Device Makers: The medical devices deployed in diagnostic centres, hospitals are mostly highly expensive due to the high end research, prototyping and testing involved in developing them. A diverse dataset will benefit them in developing robust devices and screening, detection, diagnosis tools can be plugged into their devices.

Government: The dataset created via the rapid screening layer, sources from various doctors will aid in analysis of trends and making predictions. Automatic Diagnosis from Mobile Health care will enable government health agencies and NGO's to conduct low cost, effective health camps in rural areas making health accessible to the remote areas as well.

Doctors: The throughput of the doctors will be significantly increased with the help of rapid screening layer meanwhile helping them prioritizing the critical vs not so critical patients. Such a system will help them train the junior level doctors and provide a standard framework wherein they can contribute to knowledge transfer and also learn new findings in their respective fields.

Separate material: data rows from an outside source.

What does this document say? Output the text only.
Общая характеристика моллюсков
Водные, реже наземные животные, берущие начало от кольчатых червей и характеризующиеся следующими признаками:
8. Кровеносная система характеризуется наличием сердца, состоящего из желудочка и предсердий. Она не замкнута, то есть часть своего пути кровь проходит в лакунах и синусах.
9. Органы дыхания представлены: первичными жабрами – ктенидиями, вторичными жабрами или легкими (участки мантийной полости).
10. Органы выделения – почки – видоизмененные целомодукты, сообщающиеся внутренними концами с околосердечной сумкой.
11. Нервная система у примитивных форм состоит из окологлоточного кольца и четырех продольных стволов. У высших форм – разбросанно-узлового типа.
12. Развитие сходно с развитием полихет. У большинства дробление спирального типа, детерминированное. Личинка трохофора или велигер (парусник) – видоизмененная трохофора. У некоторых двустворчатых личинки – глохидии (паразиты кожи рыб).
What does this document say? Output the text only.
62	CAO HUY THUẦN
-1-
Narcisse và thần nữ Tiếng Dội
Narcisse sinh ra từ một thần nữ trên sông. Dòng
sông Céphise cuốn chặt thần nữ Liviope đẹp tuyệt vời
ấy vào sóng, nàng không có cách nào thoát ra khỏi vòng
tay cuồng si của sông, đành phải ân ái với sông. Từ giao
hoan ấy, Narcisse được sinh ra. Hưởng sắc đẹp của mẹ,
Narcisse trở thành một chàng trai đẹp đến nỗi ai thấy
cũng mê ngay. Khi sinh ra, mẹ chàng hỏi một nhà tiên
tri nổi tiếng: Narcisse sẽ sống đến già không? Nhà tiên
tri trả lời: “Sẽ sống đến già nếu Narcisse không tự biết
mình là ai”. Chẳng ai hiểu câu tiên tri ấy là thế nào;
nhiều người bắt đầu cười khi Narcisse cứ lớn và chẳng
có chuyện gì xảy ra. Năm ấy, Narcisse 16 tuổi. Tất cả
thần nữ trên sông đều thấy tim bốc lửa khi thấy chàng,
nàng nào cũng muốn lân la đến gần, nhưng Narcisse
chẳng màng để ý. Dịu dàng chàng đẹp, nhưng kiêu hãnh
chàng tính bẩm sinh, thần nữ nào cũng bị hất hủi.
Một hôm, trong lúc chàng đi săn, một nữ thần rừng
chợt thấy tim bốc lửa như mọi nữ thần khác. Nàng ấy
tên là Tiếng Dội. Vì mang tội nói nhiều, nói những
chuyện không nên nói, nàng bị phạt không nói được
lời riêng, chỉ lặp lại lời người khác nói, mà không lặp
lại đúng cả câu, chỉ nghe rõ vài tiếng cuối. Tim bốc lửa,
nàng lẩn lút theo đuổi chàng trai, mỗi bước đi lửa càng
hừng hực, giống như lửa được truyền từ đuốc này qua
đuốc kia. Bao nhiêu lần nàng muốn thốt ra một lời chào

Patients: In terms of value being added, the patients will be a major stakeholder in obtaining available, accessible and affordable health care.

Future Work:

During the 7 days of the workshop, several annotation, processing tools were developed and we received several valuable suggestions, reviews from the specialists regarding the user interface design. Over the course of coming 6 months, a further iteration in incorporating the suggestions will be taken up. With annotation tools in place, datasets will be labelled by expert physicians and machine learning models will be trained for screening, detecting, automating diagnosis. The end-to-end system would involve several iterations of the same process to ensure accuracy of the models. We aim to test the developed models, get reviewed and establish the proof of concept for the future deployment of the platform at a larger scale.

With accurate models in place, they will be deployed by collaborating with Device Manufactures, Hospitals and Government. The current dataset involves data from mobile health care devices and the solution will be further scaled up to high end image scanning systems such as CT scan, MRI etc. A futuristic system would be a health kiosk which will scan the entire body and give automatic diagnosis.